Though Cam was helmed by promising first-time director Daniel Goldharber (and co-written by Goldharber and Isabelle Link-Levy), the story comes from Ilsa Mazzei, who used her own experience as a working cam girl to color the piece with an unmistakable layer of authenticity. The story concerns Alice Ackerman (Madeline Brewer), an enterprising young woman who makes a more than healthy living as a cam girl, which is a term I was unaware of before I saw the film. Cam girls make their money by performing an improvisational pornographic cabaret in front of their personal webcam, receiving suggestions and payment from legions of leering patrons.
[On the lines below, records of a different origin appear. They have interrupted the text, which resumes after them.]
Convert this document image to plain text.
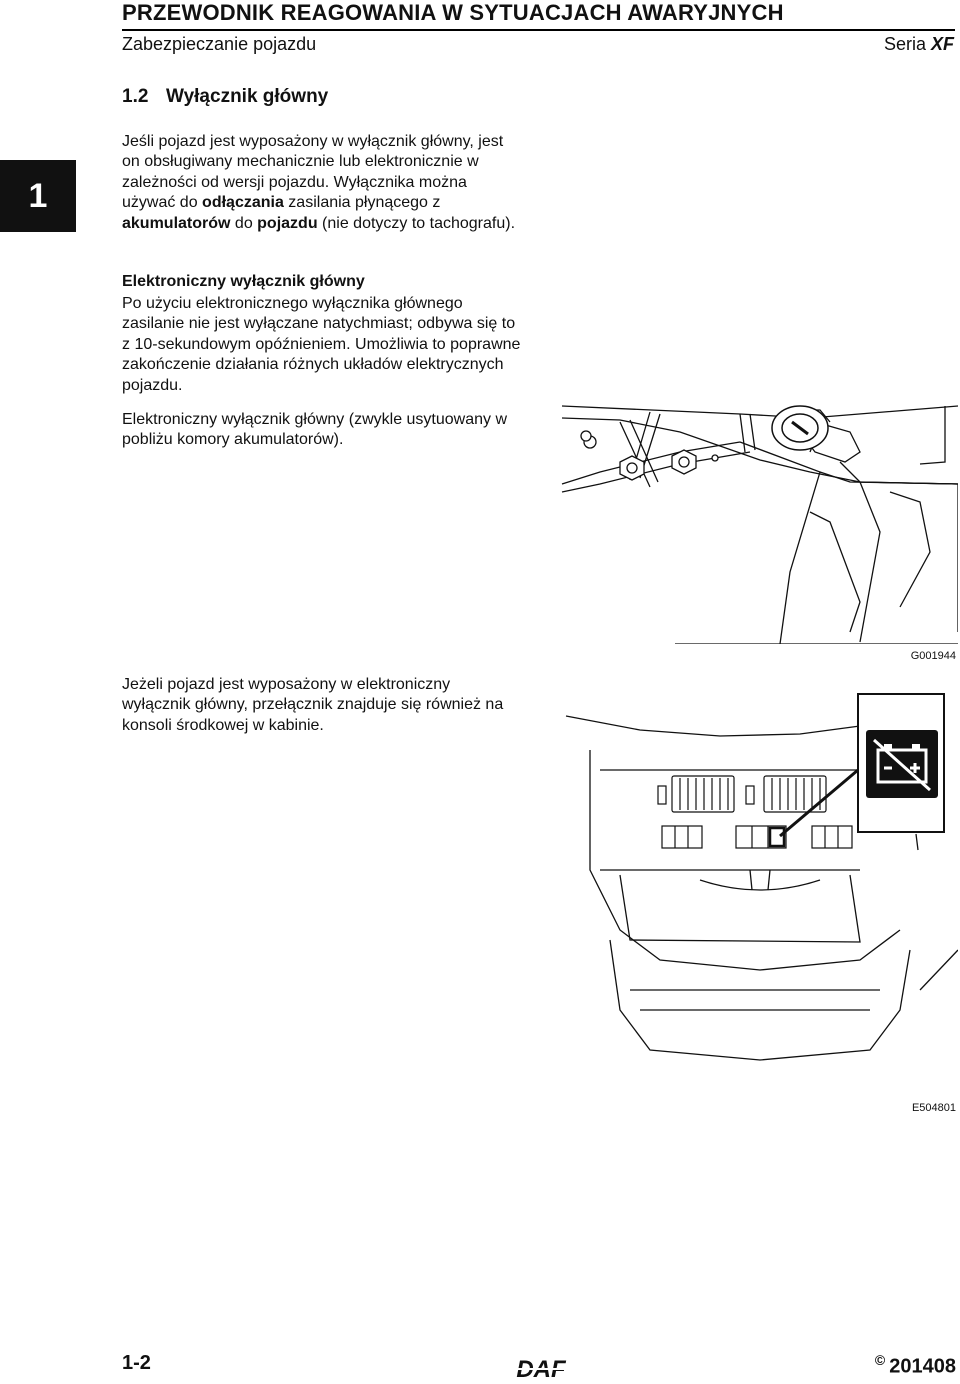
PRZEWODNIK REAGOWANIA W SYTUACJACH AWARYJNYCH
Zabezpieczanie pojazdu	Seria XF
1.2 Wyłącznik główny
1
Jeśli pojazd jest wyposażony w wyłącznik główny, jest on obsługiwany mechanicznie lub elektronicznie w zależności od wersji pojazdu. Wyłącznika można używać do odłączania zasilania płynącego z akumulatorów do pojazdu (nie dotyczy to tachografu).
Elektroniczny wyłącznik główny
Po użyciu elektronicznego wyłącznika głównego zasilanie nie jest wyłączane natychmiast; odbywa się to z 10-sekundowym opóźnieniem. Umożliwia to poprawne zakończenie działania różnych układów elektrycznych pojazdu.
Elektroniczny wyłącznik główny (zwykle usytuowany w pobliżu komory akumulatorów).
G001944
Jeżeli pojazd jest wyposażony w elektroniczny wyłącznik główny, przełącznik znajduje się również na konsoli środkowej w kabinie.
E504801
1-2	DAF	© 201408
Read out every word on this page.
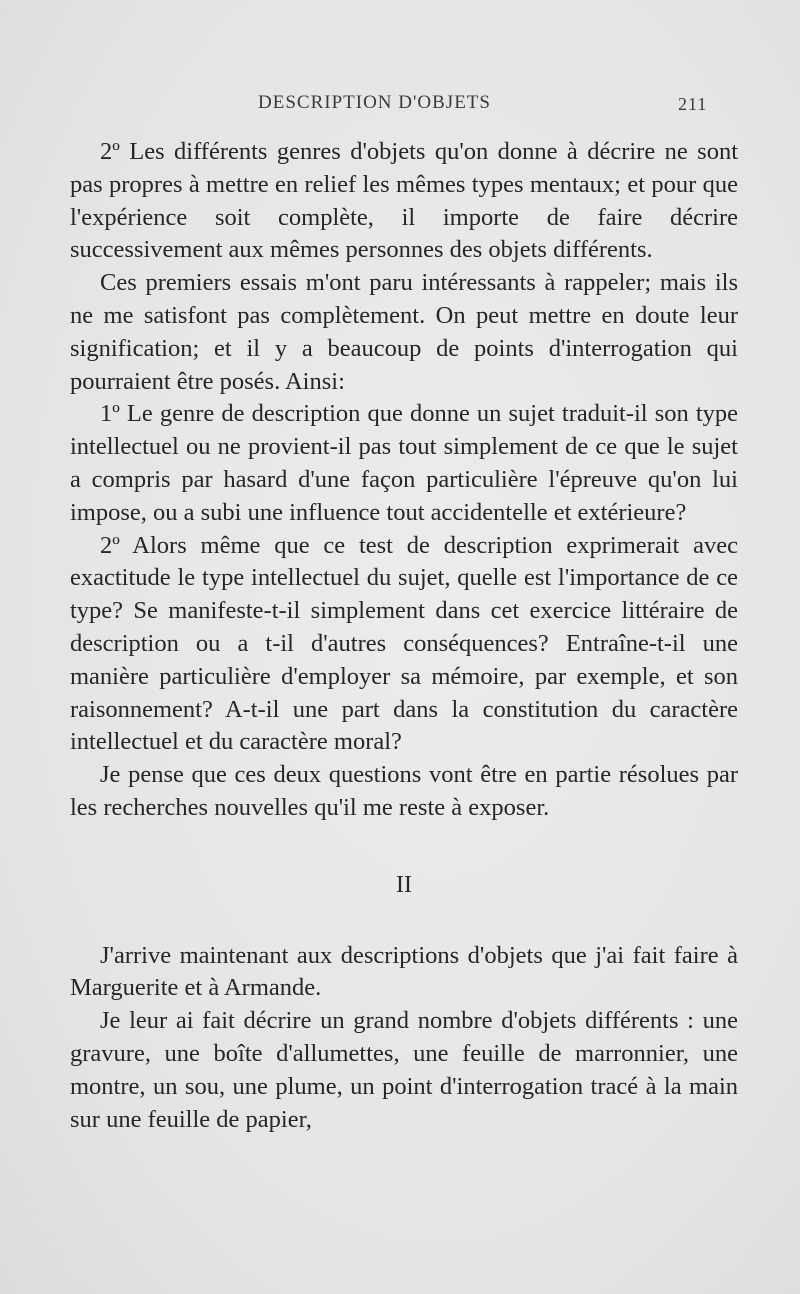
DESCRIPTION D'OBJETS	211

2º Les différents genres d'objets qu'on donne à décrire ne sont pas propres à mettre en relief les mêmes types mentaux; et pour que l'expérience soit complète, il importe de faire décrire successivement aux mêmes personnes des objets différents.

Ces premiers essais m'ont paru intéressants à rappeler; mais ils ne me satisfont pas complètement. On peut mettre en doute leur signification; et il y a beaucoup de points d'interrogation qui pourraient être posés. Ainsi:

1º Le genre de description que donne un sujet traduit-il son type intellectuel ou ne provient-il pas tout simplement de ce que le sujet a compris par hasard d'une façon particulière l'épreuve qu'on lui impose, ou a subi une influence tout accidentelle et extérieure?

2º Alors même que ce test de description exprimerait avec exactitude le type intellectuel du sujet, quelle est l'importance de ce type? Se manifeste-t-il simplement dans cet exercice littéraire de description ou a t-il d'autres conséquences? Entraîne-t-il une manière particulière d'employer sa mémoire, par exemple, et son raisonnement? A-t-il une part dans la constitution du caractère intellectuel et du caractère moral?

Je pense que ces deux questions vont être en partie résolues par les recherches nouvelles qu'il me reste à exposer.

II

J'arrive maintenant aux descriptions d'objets que j'ai fait faire à Marguerite et à Armande.

Je leur ai fait décrire un grand nombre d'objets différents : une gravure, une boîte d'allumettes, une feuille de marronnier, une montre, un sou, une plume, un point d'interrogation tracé à la main sur une feuille de papier,
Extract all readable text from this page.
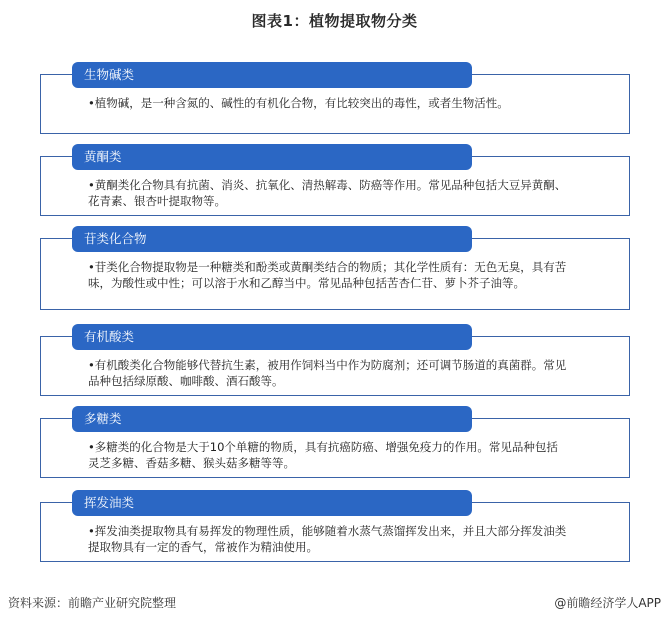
图表1：植物提取物分类
生物碱类
•植物碱，是一种含氮的、碱性的有机化合物，有比较突出的毒性，或者生物活性。
黄酮类
•黄酮类化合物具有抗菌、消炎、抗氧化、清热解毒、防癌等作用。常见品种包括大豆异黄酮、花青素、银杏叶提取物等。
苷类化合物
•苷类化合物提取物是一种糖类和酚类或黄酮类结合的物质；其化学性质有：无色无臭，具有苦味，为酸性或中性；可以溶于水和乙醇当中。常见品种包括苦杏仁苷、萝卜芥子油等。
有机酸类
•有机酸类化合物能够代替抗生素，被用作饲料当中作为防腐剂；还可调节肠道的真菌群。常见品种包括绿原酸、咖啡酸、酒石酸等。
多糖类
•多糖类的化合物是大于10个单糖的物质，具有抗癌防癌、增强免疫力的作用。常见品种包括灵芝多糖、香菇多糖、猴头菇多糖等等。
挥发油类
•挥发油类提取物具有易挥发的物理性质，能够随着水蒸气蒸馏挥发出来，并且大部分挥发油类提取物具有一定的香气，常被作为精油使用。
资料来源：前瞻产业研究院整理	@前瞻经济学人APP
The film offers a peek inside the world of the cam girl, including the friendships, collaborations, and antipathy shared among this society of modern entrepreneurs. Early in the film’s runtime, however, Cam takes a turn to the dark underbelly of the Cam girl business, making of itself an unconventional and immensely watchable thriller.
As the movie never strays from her character’s point of view, Madeline Brewer delivers what could be a star-making performance, displaying in equal parts intelligence, strength, resourcefulness, and desperation. As Ackerman and her cam girl pseudonym “Lola_Lola” are toyed with by a mysterious doppleganger, the film’s tension expands into unexpected avenues, keeping the tension tangible and unconventional. There is at one point a threat that Ackerman’s cam girl persona might be exposed to her friends and family, and while a more conventional look into this business might cast this as the ultimate horror, Cam simply allows it to happen and then deals with the consequences. The greater threat comes from the false “Lola_Lola,” and in a climactic showdown that takes place entirely on Ackerman’s webcam, she vanquishes the threat and regains control of her digital identity.
Though the film is littered with excellent supporting performances, most notably from Kevin Druid (13 Reasons Why) as Ackerman’s younger brother and Patch Darragh (The First Purge) as her most slavish patron, the film lives and breathes through its star. Brewer’s performance acts as the perfect conduit for the statement being made by Ilsa Mazzei, that cam girls are not like prostitutes or even strippers whom could become victims of exploitation, but are more akin to explorers in a new field of profitable sexuality. Though this statement might seem dubious to some, particularly Ackerman’s mother Lynne (Melora Walters), Cam constructs a fascinating argument, and heralds the arrival of exciting new talent in modern filmmaking.